A note from Tim - a realistic optimist's look at 2024
Greetings to you all. It’s that time of year when we put our finger in the air and endeavour to predict what the coming year will bring to the prime London property market.
What’s the outlook and ‘is now the right time to sell or buy’? The answer to this oft asked question is less about the ‘right time’, which assumes selling at the top for a vendor and bottom for the buyer. This effectively static property market is more about the individuals’ need for a home rather than a commodity. As with trading any commodity, if we all knew when the right time was to buy or sell, we would all be gloriously happy with our cleverness. What we do know is that since 4th December 2014 (how time flies), the day Stamp Duty hikes changed our market for good, the market has ebbed and flowed, with little other dramatic variation and this will continue. If you need to buy, buy now, if you need to sell, sell now. Simple.
I am a realistic optimist. I listen each year to buyers earnestly telling me about how the prime London market is going to drop 10% - 20% or worse in the coming year - the source is often a friend they spoke to at a dinner party. Cue the Beano thought bubble “So why are you calling me?”. It’s hardly booming but … really? On several occasions in 2023, expectations of buyers and sellers became more realistic, albeit often begrudgingly, as price reductions became common place.
The key to our market, as always, is sentiment. When you have such extraordinary (I can’t use ‘unprecedented’, it gives me nausea) inflation and interest rates hikes, everything is affected, and these seismic changes can’t be ignored by vendors. The view that ‘all your buyers are cash so your market is unaffected’ is wrong. Buyers, previously, would have had cash but chose to raise debt to take advantage of the low rates, leaving their capital invested. When rates jumped, those buyers backed off, or at least reassessed their needs. So buyers coming into this market are ‘need driven’ and we hold onto them like a teenager holds their iPhone.
What has kept the values steady remains the continued good balance of supply and demand. Demand is down and crucially supply remains low which is a necessary tension to keep. The perceived, or actual, exponential cost of renovation in the last two years (let alone planning, listed building consent, building consent) is a key reason immaculately presented homes continue to attract most interest and thus, strong results. The New Homes market has greatly benefited here.

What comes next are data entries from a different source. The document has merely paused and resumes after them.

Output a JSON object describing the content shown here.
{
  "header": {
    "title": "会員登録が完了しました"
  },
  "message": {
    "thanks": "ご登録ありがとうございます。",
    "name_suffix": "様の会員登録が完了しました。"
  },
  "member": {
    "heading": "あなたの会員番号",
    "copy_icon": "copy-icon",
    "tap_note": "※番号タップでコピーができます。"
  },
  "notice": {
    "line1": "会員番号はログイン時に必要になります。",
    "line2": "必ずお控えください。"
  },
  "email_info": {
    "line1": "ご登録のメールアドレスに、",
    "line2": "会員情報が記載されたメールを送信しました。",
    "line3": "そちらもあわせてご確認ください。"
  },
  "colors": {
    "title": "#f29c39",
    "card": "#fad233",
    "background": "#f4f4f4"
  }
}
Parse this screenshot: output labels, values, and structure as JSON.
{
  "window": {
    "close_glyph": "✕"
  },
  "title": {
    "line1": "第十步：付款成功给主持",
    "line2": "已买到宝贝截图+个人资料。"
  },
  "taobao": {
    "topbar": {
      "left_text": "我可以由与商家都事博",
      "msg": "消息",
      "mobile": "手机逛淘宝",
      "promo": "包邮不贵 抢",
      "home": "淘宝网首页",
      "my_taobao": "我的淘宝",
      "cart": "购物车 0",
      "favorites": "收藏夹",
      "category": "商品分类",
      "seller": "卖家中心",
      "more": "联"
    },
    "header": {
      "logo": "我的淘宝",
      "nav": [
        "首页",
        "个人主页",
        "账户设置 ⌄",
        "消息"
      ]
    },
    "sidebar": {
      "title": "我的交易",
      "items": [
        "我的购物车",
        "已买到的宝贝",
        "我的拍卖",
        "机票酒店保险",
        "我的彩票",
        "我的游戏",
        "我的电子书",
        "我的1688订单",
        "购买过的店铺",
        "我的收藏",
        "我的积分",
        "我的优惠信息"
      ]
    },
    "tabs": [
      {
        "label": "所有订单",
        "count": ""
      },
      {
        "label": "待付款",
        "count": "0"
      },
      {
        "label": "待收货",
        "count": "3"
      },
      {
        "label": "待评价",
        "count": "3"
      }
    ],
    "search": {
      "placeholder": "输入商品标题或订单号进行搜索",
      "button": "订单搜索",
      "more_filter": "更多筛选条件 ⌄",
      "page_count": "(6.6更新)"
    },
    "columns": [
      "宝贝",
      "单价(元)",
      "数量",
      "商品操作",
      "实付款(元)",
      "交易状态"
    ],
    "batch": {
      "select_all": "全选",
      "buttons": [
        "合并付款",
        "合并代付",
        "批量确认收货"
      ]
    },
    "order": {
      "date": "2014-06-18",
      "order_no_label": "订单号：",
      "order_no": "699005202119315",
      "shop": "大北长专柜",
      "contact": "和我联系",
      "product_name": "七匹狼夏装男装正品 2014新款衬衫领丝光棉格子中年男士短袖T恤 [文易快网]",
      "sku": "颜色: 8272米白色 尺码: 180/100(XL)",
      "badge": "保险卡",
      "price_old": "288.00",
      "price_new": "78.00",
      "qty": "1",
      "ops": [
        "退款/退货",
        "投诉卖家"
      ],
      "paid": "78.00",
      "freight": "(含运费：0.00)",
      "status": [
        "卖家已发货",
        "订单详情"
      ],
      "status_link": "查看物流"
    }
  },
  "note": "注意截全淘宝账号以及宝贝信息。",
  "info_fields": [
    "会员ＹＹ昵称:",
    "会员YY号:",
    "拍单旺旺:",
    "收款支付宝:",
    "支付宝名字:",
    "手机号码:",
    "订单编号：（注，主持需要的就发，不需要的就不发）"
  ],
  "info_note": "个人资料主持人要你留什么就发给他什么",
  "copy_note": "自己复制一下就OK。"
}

The last quarter of 2023 saw good footfall in our core market (principally, the traditional period building) but many buyers felt reticent to commit to a purchase. In December we agreed terms on a couple of homes, and so far in January, agreed four more. Two others exchanged in the first couple of weeks of January (thankfully, the buyers avoided dinner parties), and we’re off the mark. With rates and inflation falling (ish), sentiment will improve and with more realistic asking prices, we remain realistically optimistic.
There’s much to keep an eye on this year including elections here and, in the US, as well as the incredible turmoil and sadness in the Middle East and the wider region which only puts our problems at home into perspective. However much we would like to be the headline grabbers defiantly predicting double digit price increases, we won’t. It’s going to be another steady year with likely the first half of the year being stronger than the second half as attentions turn towards the General Election and what a Labour government could mean.